The report found that the LBS had not developed any "programme specifications" detailing the content of awards as required by the QAA, had not applied the masters degree benchmark standards to its awards and has more or less completely ignored the code of practice.

It says that without reference to this nationally agreed infrastructure "it will become difficult in the future to maintain confidence in the school's quality management and its arrangements to safeguard academics standards of the university's awards...

"The team advises the school, as a matter of priority, to consider what measures are needed to enable it to engage with, learn from and contribute to the academic infrastructure developed by the agency on behalf of the UK higher education sector," the report says.

The QAA also said that the LBS: should "reflect on its existing processes and procedures" for the validation and approval of new courses; should clarify responsibility for the management of academic standards; and should "extend its procedures for the handling of complaints by students to cover complaints about their learning opportunities."

The LBS repeatedly declined requests by The THES to comment on the report.

Cambridge is one of the QAA's strongest critics and has for 11 years resisted audit on a point of principle. In a report widely anticipated as a key test of the QAA's fledgling light-touch audit regime, the QAA says that it has "broad confidence... in the soundness of [Cambridge's] current and likely future management of the quality of its academic programmes and the academic standards of its awards".

But while it lists six areas of "good practice", it makes six more recommendations for improvements. It says that the university should "review, as a matter of high priority", its control over programmes offered in partnership with outside bodies; it should "consider whether the degree of variability permitted in the specific roles of external examiners across institutions is acceptable"; and should make sure its academic staff "understood" recent changes to quality assurance procedures.

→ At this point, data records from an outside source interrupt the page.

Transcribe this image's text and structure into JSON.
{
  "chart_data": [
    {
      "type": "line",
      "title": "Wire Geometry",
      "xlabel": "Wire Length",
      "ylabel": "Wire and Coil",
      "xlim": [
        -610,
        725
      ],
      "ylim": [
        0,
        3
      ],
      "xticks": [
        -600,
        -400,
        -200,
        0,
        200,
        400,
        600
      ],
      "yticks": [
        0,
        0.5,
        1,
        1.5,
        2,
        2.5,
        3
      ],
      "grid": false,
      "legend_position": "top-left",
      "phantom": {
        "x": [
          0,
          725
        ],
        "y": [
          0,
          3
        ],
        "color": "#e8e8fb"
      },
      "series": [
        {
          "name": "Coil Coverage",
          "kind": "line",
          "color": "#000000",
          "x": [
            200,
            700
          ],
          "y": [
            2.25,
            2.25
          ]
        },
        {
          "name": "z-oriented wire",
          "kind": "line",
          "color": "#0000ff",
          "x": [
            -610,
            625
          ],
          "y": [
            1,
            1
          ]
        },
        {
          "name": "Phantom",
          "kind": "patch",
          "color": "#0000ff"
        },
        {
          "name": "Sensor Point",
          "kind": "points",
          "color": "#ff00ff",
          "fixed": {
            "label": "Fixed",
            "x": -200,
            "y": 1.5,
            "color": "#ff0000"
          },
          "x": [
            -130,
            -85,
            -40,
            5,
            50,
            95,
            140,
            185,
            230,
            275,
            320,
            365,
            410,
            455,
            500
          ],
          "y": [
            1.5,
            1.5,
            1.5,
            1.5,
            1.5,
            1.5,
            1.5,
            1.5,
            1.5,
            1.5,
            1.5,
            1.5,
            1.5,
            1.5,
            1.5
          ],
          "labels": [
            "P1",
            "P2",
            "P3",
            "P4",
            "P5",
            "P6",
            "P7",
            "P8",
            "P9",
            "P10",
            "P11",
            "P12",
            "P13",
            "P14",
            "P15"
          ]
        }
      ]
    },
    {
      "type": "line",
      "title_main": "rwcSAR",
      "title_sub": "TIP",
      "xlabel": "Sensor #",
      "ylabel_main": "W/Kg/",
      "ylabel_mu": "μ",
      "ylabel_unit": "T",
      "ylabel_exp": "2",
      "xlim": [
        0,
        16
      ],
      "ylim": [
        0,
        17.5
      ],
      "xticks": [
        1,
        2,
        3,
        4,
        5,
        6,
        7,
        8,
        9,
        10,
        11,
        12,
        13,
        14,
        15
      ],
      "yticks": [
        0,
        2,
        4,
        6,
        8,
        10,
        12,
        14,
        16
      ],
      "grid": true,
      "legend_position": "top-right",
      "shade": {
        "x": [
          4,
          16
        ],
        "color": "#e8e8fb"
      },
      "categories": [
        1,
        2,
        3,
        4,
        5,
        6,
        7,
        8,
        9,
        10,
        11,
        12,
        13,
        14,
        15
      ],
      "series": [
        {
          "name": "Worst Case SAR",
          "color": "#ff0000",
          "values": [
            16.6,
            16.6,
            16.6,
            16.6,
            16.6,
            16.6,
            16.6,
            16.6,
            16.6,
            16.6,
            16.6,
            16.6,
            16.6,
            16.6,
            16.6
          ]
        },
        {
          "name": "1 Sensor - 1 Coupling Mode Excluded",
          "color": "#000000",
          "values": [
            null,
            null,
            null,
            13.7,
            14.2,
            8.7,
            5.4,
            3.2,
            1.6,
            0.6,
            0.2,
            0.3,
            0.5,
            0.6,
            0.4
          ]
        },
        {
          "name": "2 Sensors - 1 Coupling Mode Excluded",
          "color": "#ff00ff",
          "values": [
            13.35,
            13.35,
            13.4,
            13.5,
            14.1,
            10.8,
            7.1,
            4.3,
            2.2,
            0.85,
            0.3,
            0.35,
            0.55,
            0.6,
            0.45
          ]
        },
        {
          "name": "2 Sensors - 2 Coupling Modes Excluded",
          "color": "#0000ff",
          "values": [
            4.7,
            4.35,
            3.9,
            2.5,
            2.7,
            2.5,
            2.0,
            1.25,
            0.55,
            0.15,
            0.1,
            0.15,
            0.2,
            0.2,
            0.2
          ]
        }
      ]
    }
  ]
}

Cambridge hit back at criticisms with a withering criticism of the QAA's report. It issued a statement criticising the agency's "unfortunate" failure to properly recognise the extent of Cambridge's "excellent provision" and its "established procedures" for assuring its own quality.

Cambridge's academic secretary, Graham Able, said: "It is unfortunate that the report does not always convey the extent of [our] excellence, which is regularly confirmed by external indicators."

In an official statement by Cambridge's general board, the university makes further criticisms: "[The report] fails to take sufficient account of more established procedures, which are demonstrated to be effective in the findings in the disciplines trailed."

It also appears largely to dismiss the QAA's extensive code of practice for the assurance of academic standards: "The university expects its process to take account of the QAA's code, but, unlike the report, it does not expect individual staff always to refer explicitly to the code."

Geoffrey Alderman, a former QAA reviewer and academic dean of the American Intercontinental University in London, said: "The QAA's quality infrastructure is clearly meant to be a guide, not a draconian edict, and the agency risks seriously damaging the reputation of British higher education if it doesn't stick to its own rules and wanders off with agendas of its own."